Misi awal platform media sosial populer Facebook adalah “untuk membuat dunia lebih terbuka dan terhubung”—dan di masa-masa awal media sosial, banyak orang berasumsi bahwa peningkatan konektivitas global yang besar akan menjadi manfaat yang pasti. Namun, belakangan optimisme itu agak memudar. Psikolog sosial Amerika Jonathan Haidt mencatat bahwa masalahnya mungkin bukan pada konektivitas itu sendiri, tetapi cara media sosial mengubah begitu banyak komunikasi menjadi pertunjukan publik. Apa yang dia maksud dengan ini?
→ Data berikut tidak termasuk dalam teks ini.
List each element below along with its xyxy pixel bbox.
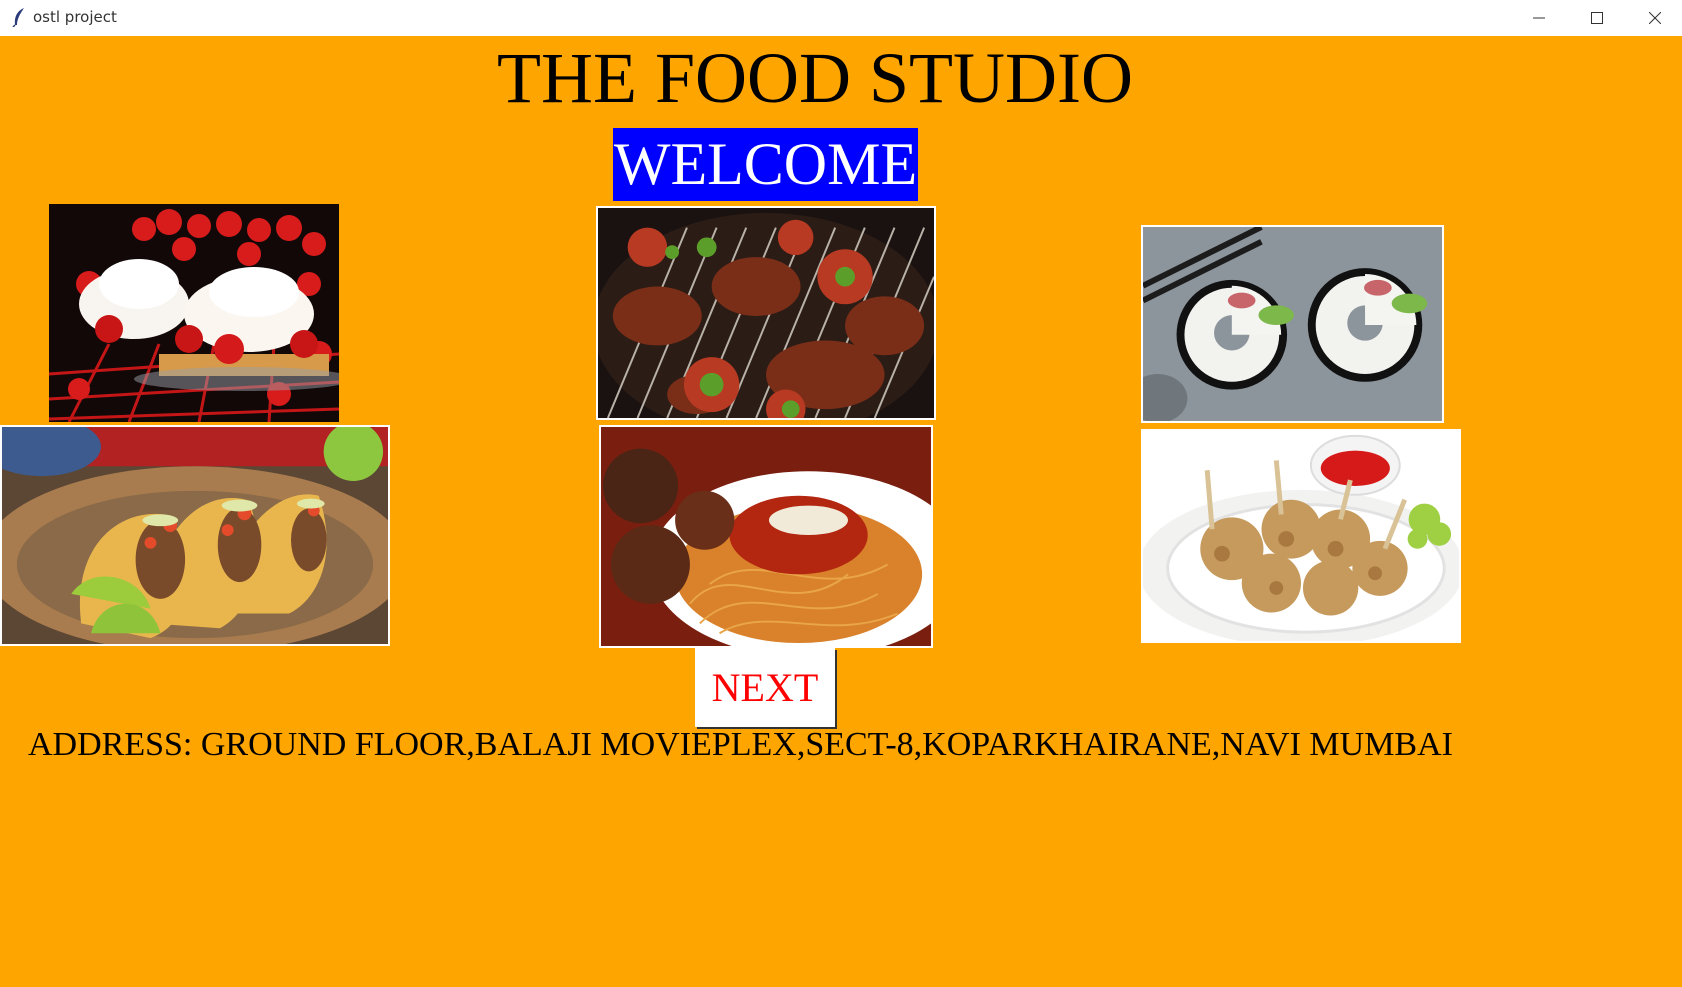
welcome-label: WELCOME	[613, 128, 918, 201]
next-button[interactable]: NEXT	[695, 648, 835, 727]
title-bar[interactable]: ostl project	[0, 0, 1682, 36]
close-button[interactable]	[1626, 0, 1682, 36]
address-text: ADDRESS: GROUND FLOOR,BALAJI MOVIEPLEX,S…	[28, 726, 1453, 763]
minimize-icon	[1533, 17, 1545, 19]
maximize-icon	[1591, 12, 1603, 24]
maximize-button[interactable]	[1568, 0, 1626, 36]
fried-lollipop-image	[1141, 429, 1461, 643]
minimize-button[interactable]	[1510, 0, 1568, 36]
window-title: ostl project	[33, 8, 117, 26]
sushi-donut-image	[1141, 225, 1444, 423]
feather-icon	[11, 7, 27, 28]
strawberry-dessert-image	[49, 204, 339, 422]
tacos-image	[0, 425, 390, 646]
spaghetti-meatballs-image	[599, 425, 933, 648]
main-content: THE FOOD STUDIO WELCOME NEXT ADDRESS: GR…	[0, 36, 1682, 987]
page-title: THE FOOD STUDIO	[497, 38, 1133, 118]
app-window: ostl project THE FOOD STUDIO WELCOME NEX…	[0, 0, 1682, 987]
grilled-meat-image	[596, 206, 936, 420]
close-icon	[1649, 12, 1661, 24]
Psikolog sosial Mark Leary menciptakan istilah “sociometer” untuk menggambarkan tolok ukur mental internal yang memberi tahu kita, dari waktu ke waktu, bagaimana keadaan kita di mata orang lain. Leary berargumen bahwa orang sebenarnya tidak peduli dengan harga diri; sebaliknya, keharusan evolusioner adalah membuat orang lain melihat mereka sebagai pasangan yang diinginkan untuk berbagai jenis hubungan. Media sosial, dengan tampilan suka, teman, pengikut, dan retweet, telah menghilangkan sosiometer dari pikiran pribadi seseorang dan menjadikannya publik. Pada tahun 1790, filsuf dan negarawan Anglo-Irlandia Edmund Burke menulis: “Kami takut membiarkan orang hidup dan berdagang masing-masing dengan alasan pribadinya sendiri; karena kami menduga bahwa stok ini di setiap orang kecil, dan bahwa individu akan lebih baik menggunakan bank umum dan modal bangsa dan usia.”
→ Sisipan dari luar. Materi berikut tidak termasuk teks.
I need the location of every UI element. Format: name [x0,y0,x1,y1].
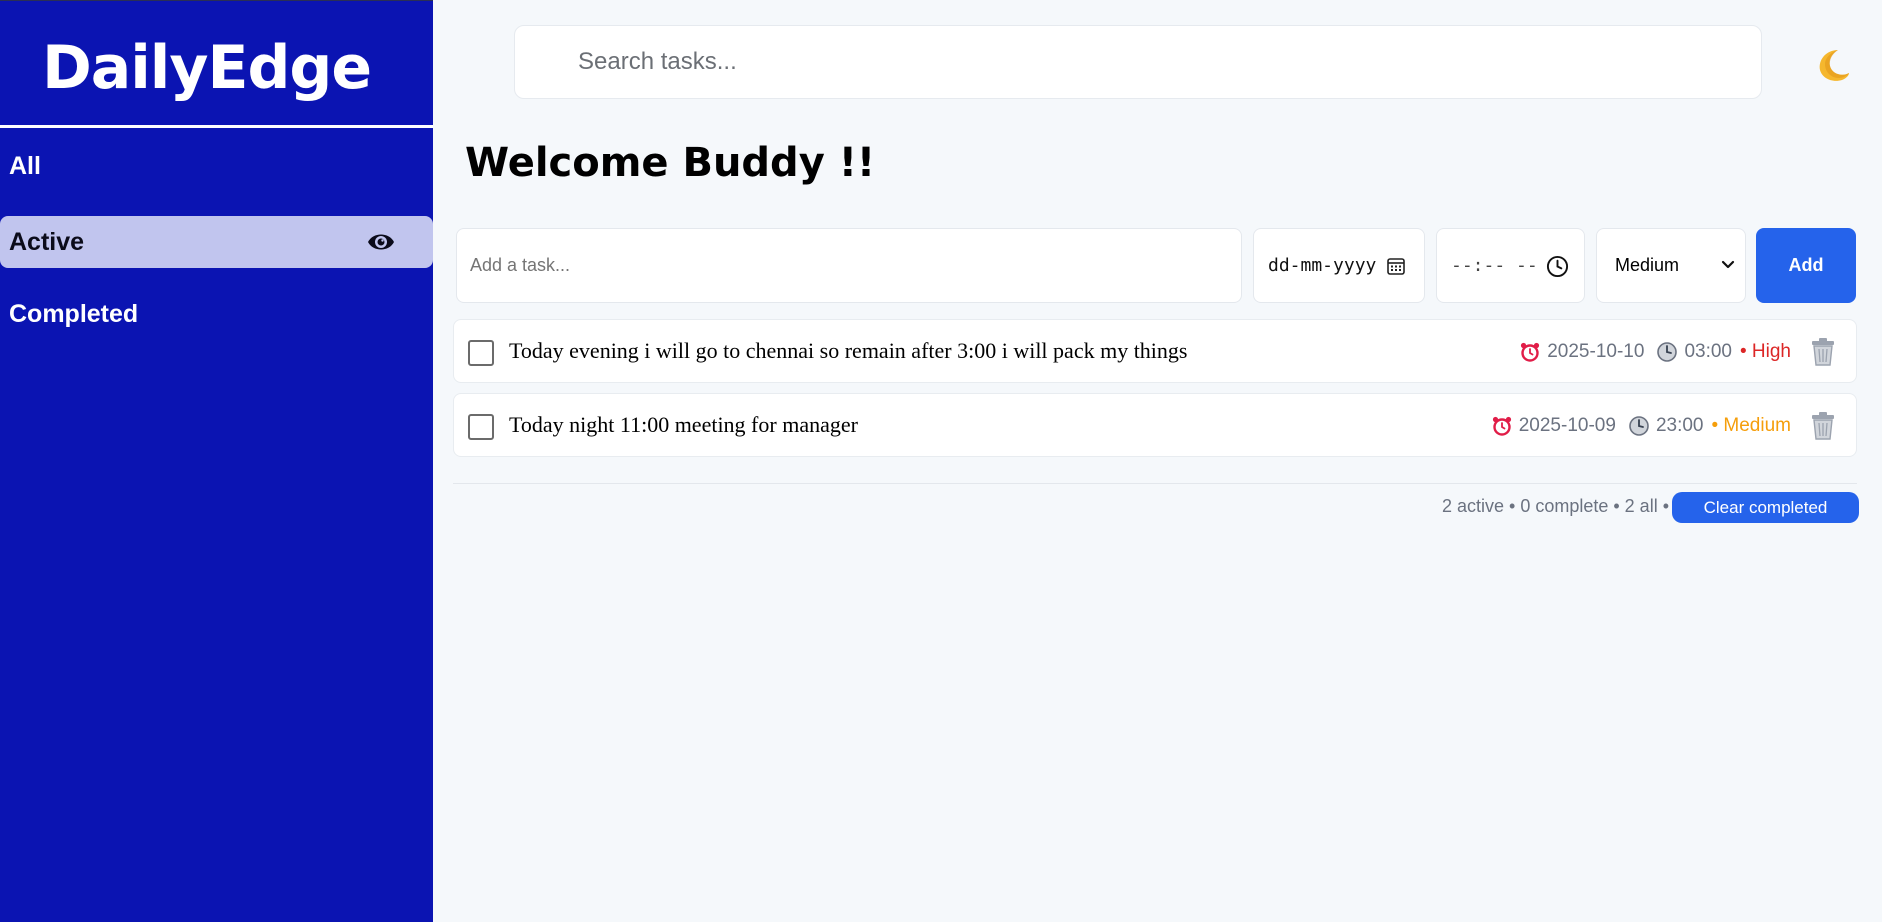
sidebar-item-label: All [9,151,41,180]
sidebar-item-completed[interactable]: Completed [0,288,433,340]
task-text: Today night 11:00 meeting for manager [509,412,858,437]
task-date: 2025-10-09 [1518,415,1616,436]
search-box [514,25,1762,99]
task-checkbox[interactable] [468,340,494,366]
task-meta: 2025-10-09 23:00 • Medium [1491,394,1836,458]
alarm-clock-icon [1521,342,1540,362]
sidebar: DailyEdge All Active Completed [0,0,433,922]
task-checkbox[interactable] [468,414,494,440]
add-task-button[interactable]: Add [1756,228,1856,303]
clock-icon [1657,342,1678,362]
moon-icon[interactable] [1812,46,1852,86]
priority-selected: Medium [1615,255,1680,275]
task-time: 23:00 [1655,415,1704,436]
task-priority-badge: • High [1739,341,1791,362]
clock-icon [1629,416,1649,436]
sidebar-item-label: Active [9,227,85,256]
footer-divider [453,483,1857,484]
clear-completed-button[interactable]: Clear completed [1672,492,1859,523]
task-date: 2025-10-10 [1547,341,1645,362]
eye-icon [368,234,394,250]
date-input[interactable]: dd-mm-yyyy [1253,228,1425,303]
task-text: Today evening i will go to chennai so re… [509,338,1188,363]
task-stats: 2 active • 0 complete • 2 all • [1441,496,1669,516]
chevron-down-icon [1721,260,1735,269]
time-input[interactable]: --:-- -- [1436,228,1585,303]
sidebar-item-label: Completed [9,299,139,328]
task-time: 03:00 [1684,341,1732,362]
task-priority-badge: • Medium [1711,415,1791,436]
trash-icon[interactable] [1810,337,1836,367]
clock-icon[interactable] [1546,255,1569,278]
task-input-wrapper [456,228,1242,303]
search-input[interactable] [515,26,1761,98]
sidebar-item-all[interactable]: All [0,140,433,192]
trash-icon[interactable] [1810,411,1836,441]
task-input[interactable] [457,229,1241,302]
date-placeholder: dd-mm-yyyy [1268,255,1377,276]
brand-logo: DailyEdge [41,33,372,103]
time-placeholder: --:-- -- [1451,255,1538,276]
calendar-icon[interactable] [1386,256,1406,276]
priority-select[interactable]: Medium [1596,228,1746,303]
sidebar-item-active[interactable]: Active [0,216,433,268]
brand-divider [0,125,433,128]
page-title: Welcome Buddy !! [465,140,876,186]
task-meta: 2025-10-10 03:00 • High [1519,320,1836,384]
alarm-clock-icon [1492,416,1511,436]
task-row: Today night 11:00 meeting for manager 20… [453,393,1857,457]
task-row: Today evening i will go to chennai so re… [453,319,1857,383]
Media sosial menguji kata-kata Burke. Ini mendorong orang-orang dari segala usia untuk fokus pada skandal, lelucon, atau konflik pada hari itu, tetapi efeknya bisa sangat mendalam bagi generasi muda, yang memiliki lebih sedikit kesempatan untuk memperoleh ide dan informasi yang lebih tua sebelum mereka bergabung dengan media sosial. saat ini. Karena media sosial adalah platform terbuka, kaum muda dihadapkan pada banjir “filosofi” dan “pedoman”, yang memberikan pembenaran moral untuk hampir setiap hal kecil, tanpa analisis kritis yang tepat dan menciptakan aturan moral hampir “dengan cepat” . Contohnya adalah fakta bahwa media sosial telah menyalurkan kerentanan terhadap perpecahan berdasarkan “identitas kelompok” ke dalam penciptaan “budaya seruan”: siapa pun dapat dipermalukan di depan umum karena mengatakan sesuatu dengan maksud baik yang ditafsirkan orang lain sebagai cabul. Seperti yang dikatakan Greg Lukianoff dan Jonathan Haidt, “Platform dan outlet media baru memungkinkan warga untuk mundur ke gelembung yang menegaskan diri sendiri, di mana ketakutan terburuk mereka tentang kejahatan pihak lain dapat dikonfirmasi dan diperkuat oleh niat ekstremis dan cybertroll untuk menabur. . perselisihan dan perpecahan.”
Akhirnya, harus diakui bahwa peradaban manusia mungkin hidup di era paling damai (dan mungkin paling bermoral) dalam keberadaan spesies kita. Inovasi teknologi dan media sosial telah mengubah hidup kita dalam banyak hal positif. Namun, friksi-friksi yang masih ada layak untuk didiskusikan. Seperti yang ditunjukkan oleh psikolog kognitif, ahli bahasa, dan penulis Steven Pinker, sebagian besar sejarah sosial kita baru-baru ini, termasuk perang budaya antara kaum liberal dan konservatif, terdiri dari moralisasi atau amoralisasi jenis perilaku tertentu. Pinker dengan tepat menangkap ini dengan menyatakan bahwa tampaknya ada Hukum Konservasi Moralisasi, sehingga perilaku lama dihapus dari kolom moral, yang baru ditambahkan ke dalamnya. Saat lempeng tektonik evolusi moral bergeser, kita harus memeriksa peran media sosial dalam hidup kita, dan memperhatikan bagaimana kita menggunakannya untuk perubahan positif.